Pas forcément plus récurrents mais plus intenses

«Plus souvent, pas forcément, répond la climatologue Françoise Vimeux, directrice de Recherche à l’Institut de Recherche pour le Développement (IRD). Quand on regarde les statistiques sur les vingt dernières années, le nombre d’orages n’a pas particulièrement augmenté, mais leur intensité oui». Un orage se crée par la rencontre de deux masses d’air, une très chaude et une autre plus froide, entraînant une condensation de l’eau présente sous forme de vapeur au sol puis retombant en fortes pluies. Pour la climatologue, c’est justement la quantité d’eau qui va augmenter ces prochaines années. «Avec des températures plus élevées, l’atmosphère peut contenir plus d’eau en vapeur, les pluies seront donc plus conséquentes une fois le mercure descendu.» Par exemple, d’ici la fin du siècle, les pluies devraient augmenter de 20% notamment lors d’événements tels que les épisodes cévenols, selon les projections climatiques.

Si les pluies devraient se multiplier et s’intensifier d’ici les prochaines années, comment expliquer alors que les épisodes de sécheresse suivent la même courbe ascendante ? «Ce n’est pas antinomique, répond Françoise Vimeux. En moyenne, nous aurons moins de pluie en cumul mais davantage de gros événements extrêmes que ce soit des épisodes pluvieux et orageux ou des périodes de canicule». A cela s’ajoute que très souvent, les orages naissent suite aux épisodes de fortes chaleurs et y mettent fin. «Une double peine pour les sols, continue la climatologue, car des précipitations soudaines n’hydratent pas les sols, la quantité d’eau est trop importante et soudaine.» Si ces incidents climatiques extrêmes s’accroissent, la France est-elle prête ?

Des sols plus bétonnés et moins imperméables

Françoise Vimeux est formelle, «les canalisations sont insuffisantes, elles ne peuvent pas absorber la quantité d’eau et doivent être adaptées». Elle demande une politique d’adaptation non seulement vis-à-vis du dérèglement climatique mais aussi de nos infrastructures. «La bétonisation des sols et l’étalement urbain sont tout autant responsables des derniers incidents», note la chercheuse. En effet, dans les villes, l’eau ne s’infiltre pas dans les sols mais ruisselle puis stagne formant ainsi des masses d’eau. Or, la situation ne va pas en s’arrangeant. D’après le rapport de l’INRA sur l’artificialisation des sols, publié en 2017, «entre 2006 et 2014, la France a ainsi perdu 490.000 hectares de terres agricoles, surfaces qui absorbaient les eaux de pluies».

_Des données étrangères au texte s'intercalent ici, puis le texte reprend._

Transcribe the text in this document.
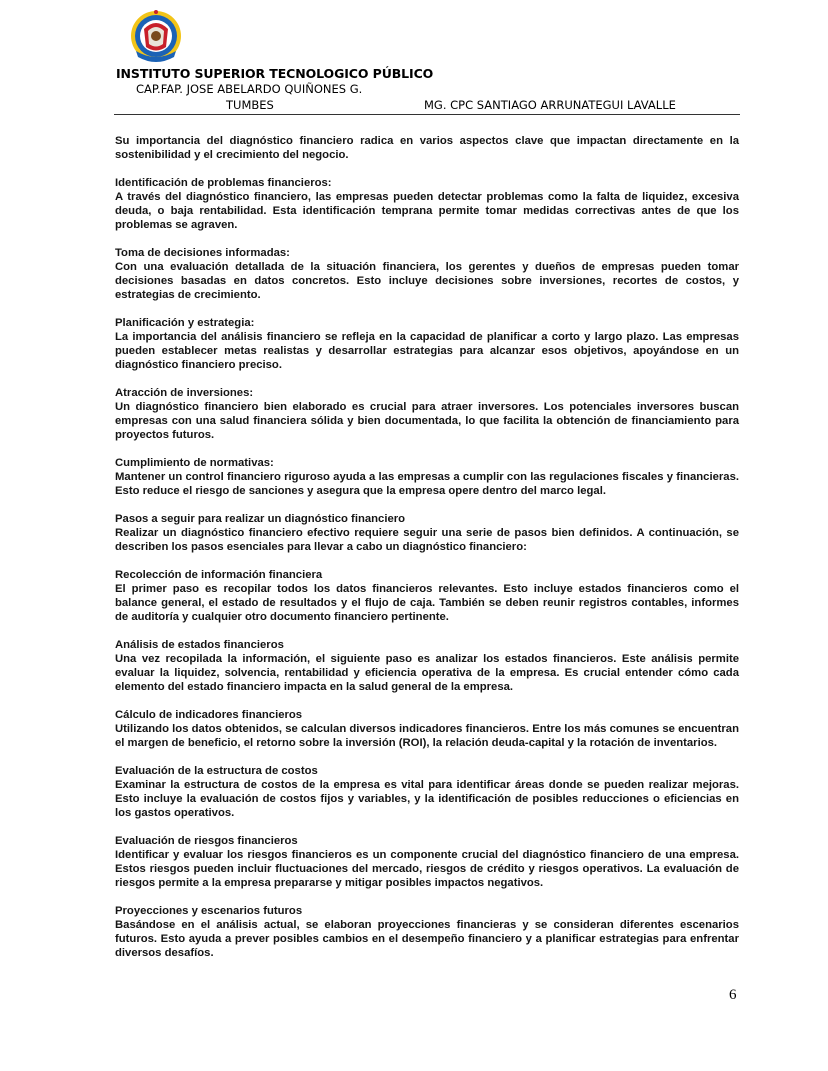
INSTITUTO SUPERIOR TECNOLOGICO PÚBLICO
CAP.FAP. JOSE ABELARDO QUIÑONES G.
TUMBES	MG. CPC SANTIAGO ARRUNATEGUI LAVALLE

Su importancia del diagnóstico financiero radica en varios aspectos clave que impactan directamente en la sostenibilidad y el crecimiento del negocio.

Identificación de problemas financieros:
A través del diagnóstico financiero, las empresas pueden detectar problemas como la falta de liquidez, excesiva deuda, o baja rentabilidad. Esta identificación temprana permite tomar medidas correctivas antes de que los problemas se agraven.
Toma de decisiones informadas:
Con una evaluación detallada de la situación financiera, los gerentes y dueños de empresas pueden tomar decisiones basadas en datos concretos. Esto incluye decisiones sobre inversiones, recortes de costos, y estrategias de crecimiento.
Planificación y estrategia:
La importancia del análisis financiero se refleja en la capacidad de planificar a corto y largo plazo. Las empresas pueden establecer metas realistas y desarrollar estrategias para alcanzar esos objetivos, apoyándose en un diagnóstico financiero preciso.
Atracción de inversiones:
Un diagnóstico financiero bien elaborado es crucial para atraer inversores. Los potenciales inversores buscan empresas con una salud financiera sólida y bien documentada, lo que facilita la obtención de financiamiento para proyectos futuros.
Cumplimiento de normativas:
Mantener un control financiero riguroso ayuda a las empresas a cumplir con las regulaciones fiscales y financieras. Esto reduce el riesgo de sanciones y asegura que la empresa opere dentro del marco legal.
Pasos a seguir para realizar un diagnóstico financiero
Realizar un diagnóstico financiero efectivo requiere seguir una serie de pasos bien definidos. A continuación, se describen los pasos esenciales para llevar a cabo un diagnóstico financiero:
Recolección de información financiera
El primer paso es recopilar todos los datos financieros relevantes. Esto incluye estados financieros como el balance general, el estado de resultados y el flujo de caja. También se deben reunir registros contables, informes de auditoría y cualquier otro documento financiero pertinente.
Análisis de estados financieros
Una vez recopilada la información, el siguiente paso es analizar los estados financieros. Este análisis permite evaluar la liquidez, solvencia, rentabilidad y eficiencia operativa de la empresa. Es crucial entender cómo cada elemento del estado financiero impacta en la salud general de la empresa.
Cálculo de indicadores financieros
Utilizando los datos obtenidos, se calculan diversos indicadores financieros. Entre los más comunes se encuentran el margen de beneficio, el retorno sobre la inversión (ROI), la relación deuda-capital y la rotación de inventarios.
Evaluación de la estructura de costos
Examinar la estructura de costos de la empresa es vital para identificar áreas donde se pueden realizar mejoras. Esto incluye la evaluación de costos fijos y variables, y la identificación de posibles reducciones o eficiencias en los gastos operativos.
Evaluación de riesgos financieros
Identificar y evaluar los riesgos financieros es un componente crucial del diagnóstico financiero de una empresa. Estos riesgos pueden incluir fluctuaciones del mercado, riesgos de crédito y riesgos operativos. La evaluación de riesgos permite a la empresa prepararse y mitigar posibles impactos negativos.
Proyecciones y escenarios futuros
Basándose en el análisis actual, se elaboran proyecciones financieras y se consideran diferentes escenarios futuros. Esto ayuda a prever posibles cambios en el desempeño financiero y a planificar estrategias para enfrentar diversos desafíos.
6
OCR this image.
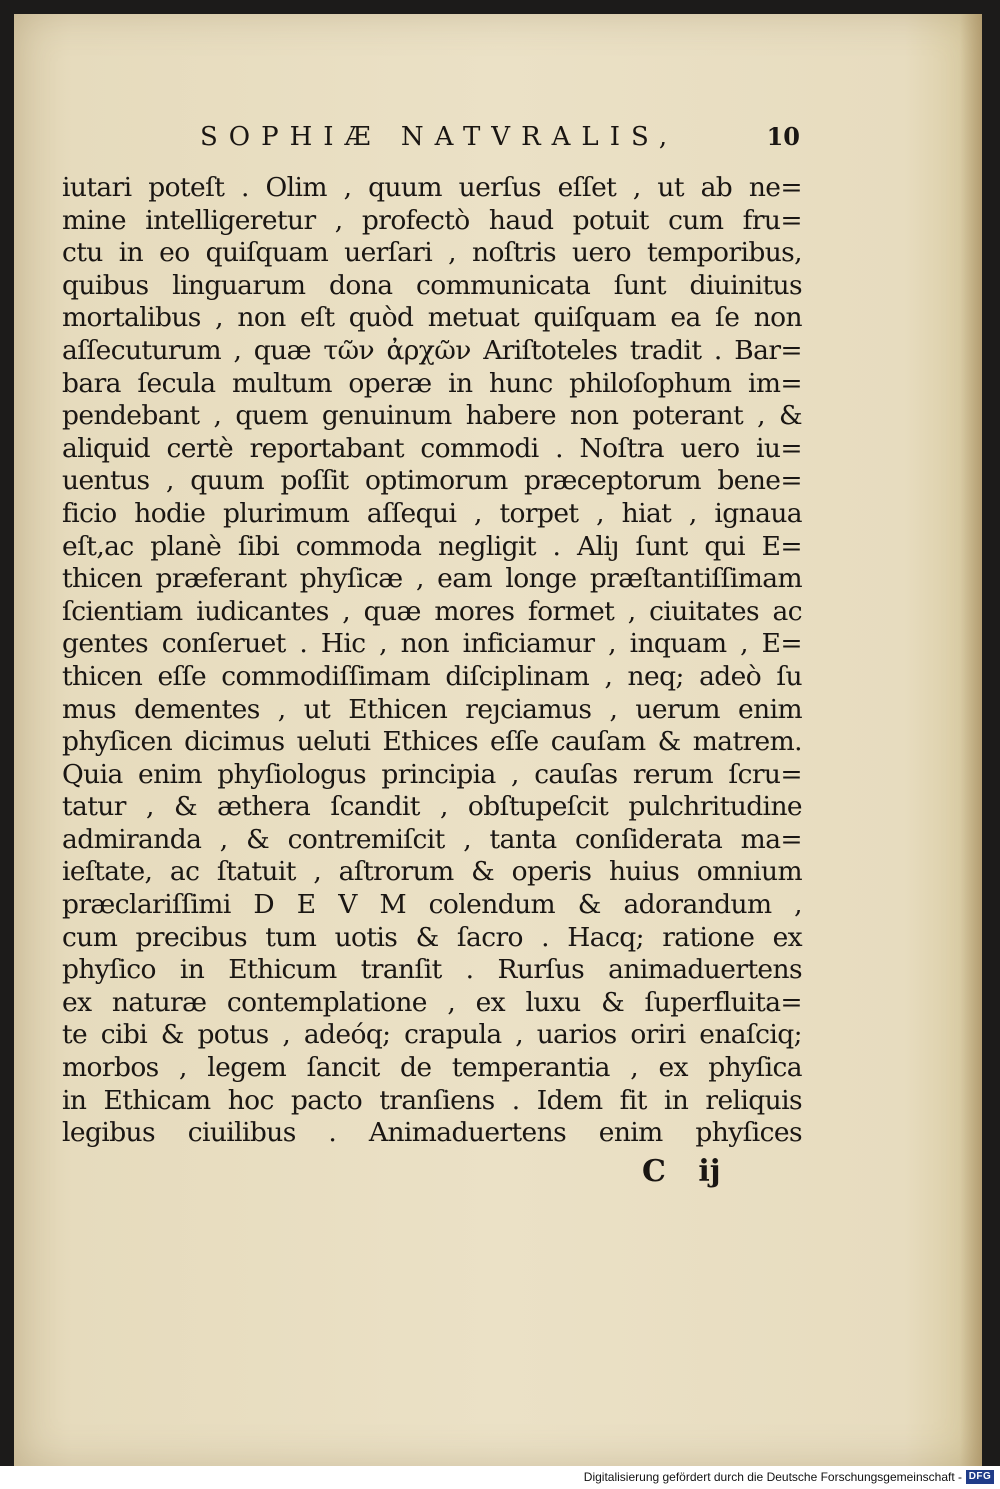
SOPHIÆ NATVRALIS,	10
iutari poteſt . Olim , quum uerſus eſſet , ut ab ne=
mine intelligeretur , profectò haud potuit cum fru=
ctu in eo quiſquam uerſari , noſtris uero temporibus,
quibus linguarum dona communicata ſunt diuinitus
mortalibus , non eſt quòd metuat quiſquam ea ſe non
aſſecuturum , quæ τῶν ἀρχῶν Ariſtoteles tradit . Bar=
bara ſecula multum operæ in hunc philoſophum im=
pendebant , quem genuinum habere non poterant , &
aliquid certè reportabant commodi . Noſtra uero iu=
uentus , quum poſſit optimorum præceptorum bene=
ficio hodie plurimum aſſequi , torpet , hiat , ignaua
eſt,ac planè ſibi commoda negligit . Aliȷ ſunt qui E=
thicen præferant phyſicæ , eam longe præſtantiſſimam
ſcientiam iudicantes , quæ mores formet , ciuitates ac
gentes conſeruet . Hic , non inficiamur , inquam , E=
thicen eſſe commodiſſimam diſciplinam , neq; adeò ſu
mus dementes , ut Ethicen reȷciamus , uerum enim
phyſicen dicimus ueluti Ethices eſſe cauſam & matrem.
Quia enim phyſiologus principia , cauſas rerum ſcru=
tatur , & æthera ſcandit , obſtupeſcit pulchritudine
admiranda , & contremiſcit , tanta conſiderata ma=
ieſtate, ac ſtatuit , aſtrorum & operis huius omnium
præclariſſimi D E V M colendum & adorandum ,
cum precibus tum uotis & ſacro . Hacq; ratione ex
phyſico in Ethicum tranſit . Rurſus animaduertens
ex naturæ contemplatione , ex luxu & ſuperfluita=
te cibi & potus , adeóq; crapula , uarios oriri enaſciq;
morbos , legem ſancit de temperantia , ex phyſica
in Ethicam hoc pacto tranſiens . Idem fit in reliquis
legibus ciuilibus . Animaduertens enim phyſices
C ij
Digitalisierung gefördert durch die Deutsche Forschungsgemeinschaft - DFG
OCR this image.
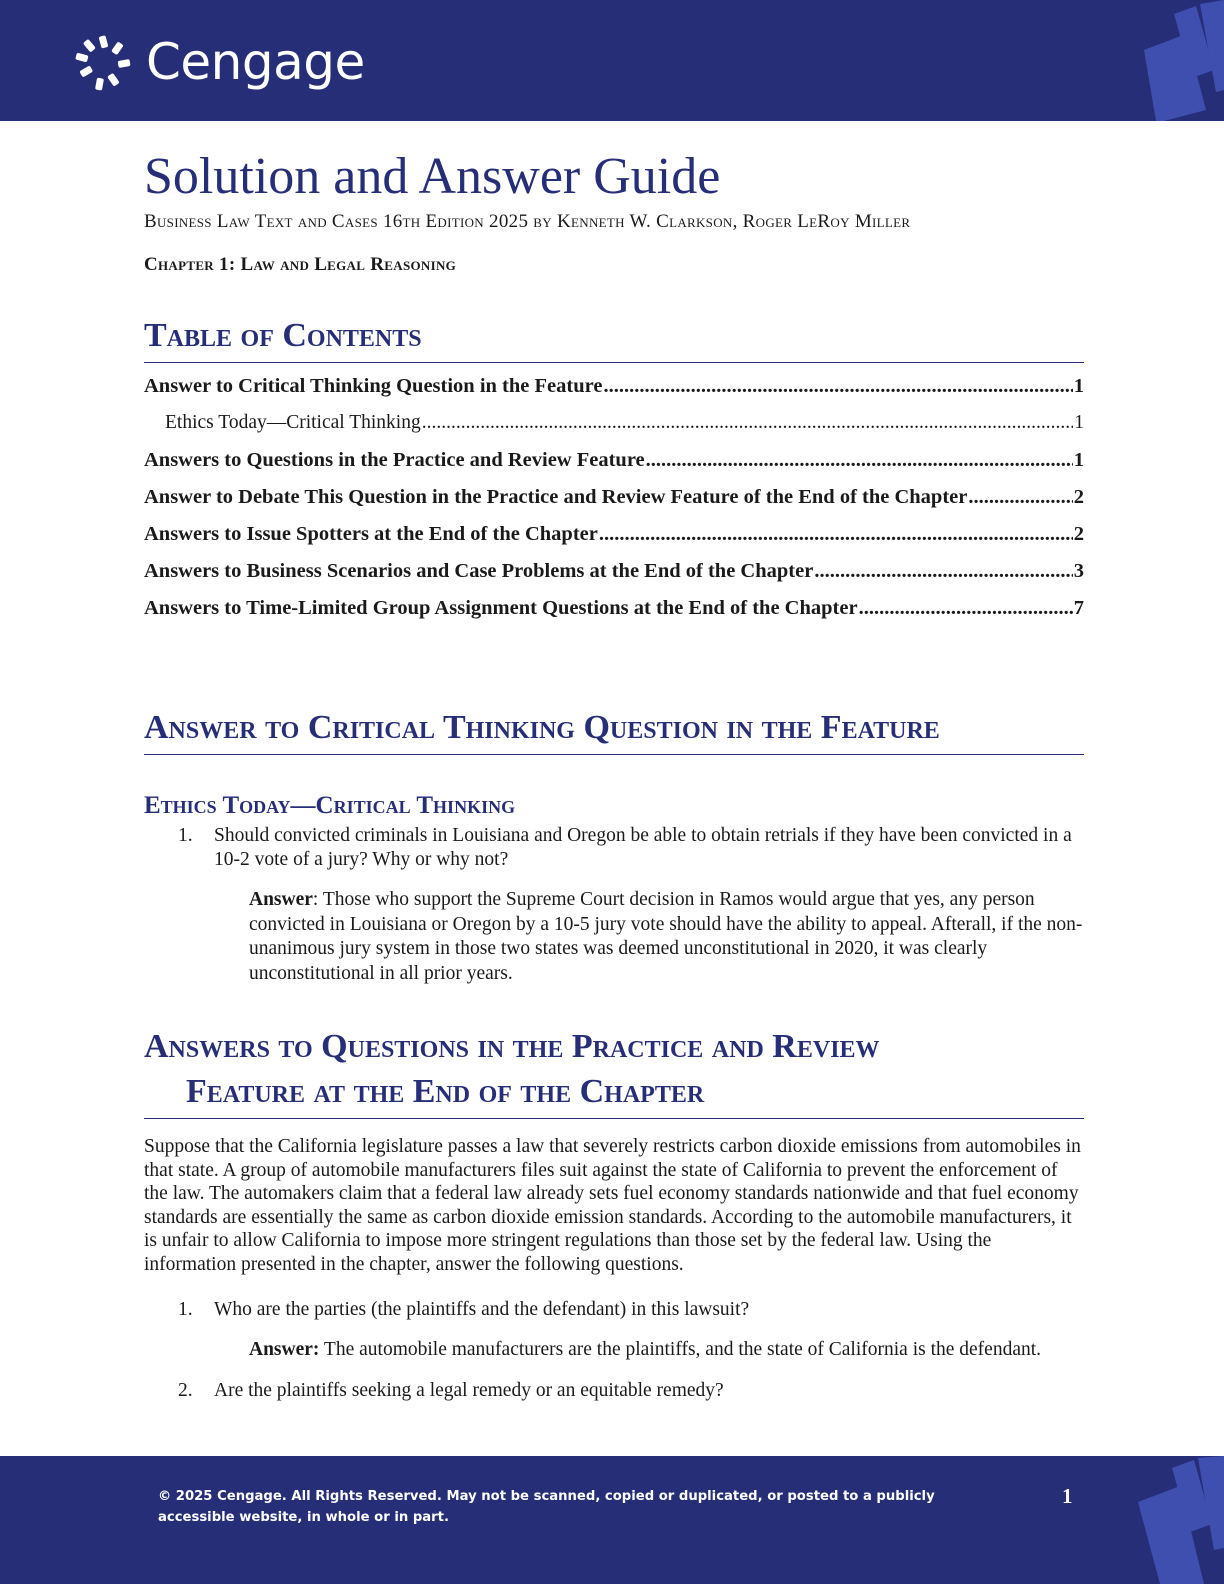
Cengage
Solution and Answer Guide

Business Law Text and Cases 16th Edition 2025 by Kenneth W. Clarkson, Roger LeRoy Miller

Chapter 1: Law and Legal Reasoning

Table of Contents
Answer to Critical Thinking Question in the Feature .....	1
Ethics Today—Critical Thinking .....	1
Answers to Questions in the Practice and Review Feature .....	1
Answer to Debate This Question in the Practice and Review Feature of the End of the Chapter .....	2
Answers to Issue Spotters at the End of the Chapter .....	2
Answers to Business Scenarios and Case Problems at the End of the Chapter .....	3
Answers to Time-Limited Group Assignment Questions at the End of the Chapter .....	7
Answer to Critical Thinking Question in the Feature
Ethics Today—Critical Thinking
1.	Should convicted criminals in Louisiana and Oregon be able to obtain retrials if they have been convicted in a 10-2 vote of a jury? Why or why not?
Answer: Those who support the Supreme Court decision in Ramos would argue that yes, any person convicted in Louisiana or Oregon by a 10-5 jury vote should have the ability to appeal. Afterall, if the non-unanimous jury system in those two states was deemed unconstitutional in 2020, it was clearly unconstitutional in all prior years.
Answers to Questions in the Practice and Review
Feature at the End of the Chapter

Suppose that the California legislature passes a law that severely restricts carbon dioxide emissions from automobiles in that state. A group of automobile manufacturers files suit against the state of California to prevent the enforcement of the law. The automakers claim that a federal law already sets fuel economy standards nationwide and that fuel economy standards are essentially the same as carbon dioxide emission standards. According to the automobile manufacturers, it is unfair to allow California to impose more stringent regulations than those set by the federal law. Using the information presented in the chapter, answer the following questions.

1.	Who are the parties (the plaintiffs and the defendant) in this lawsuit?
Answer: The automobile manufacturers are the plaintiffs, and the state of California is the defendant.
2.	Are the plaintiffs seeking a legal remedy or an equitable remedy?
© 2025 Cengage. All Rights Reserved. May not be scanned, copied or duplicated, or posted to a publicly accessible website, in whole or in part.
1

Si aujourd’hui 10% des sols sont bétonnés, la tendance s’accélère à la vitesse de 16.000 à 61.000 hectares par an, selon le rapport de France Stratégie de 2019. Un accroissement contre lequel le gouvernement s’est engagé avec «l’objectif zéro artificialisation nette», un chapitre important du Plan biodiversité de 2019, un observatoire de l’artificialisation des sols ayant été lancé pour cette même occasion. Parmi les axes de réflexions figure un meilleur urbanisme, plus responsable envers les sols en limitant au maximum l’étalement urbain. Des mesures urgentes doivent être prises, selon les premières conclusions du GIEC, qui prévoit la multiplication d’épisodes de canicule humide, des conditions difficilement supportables pour l’être humain.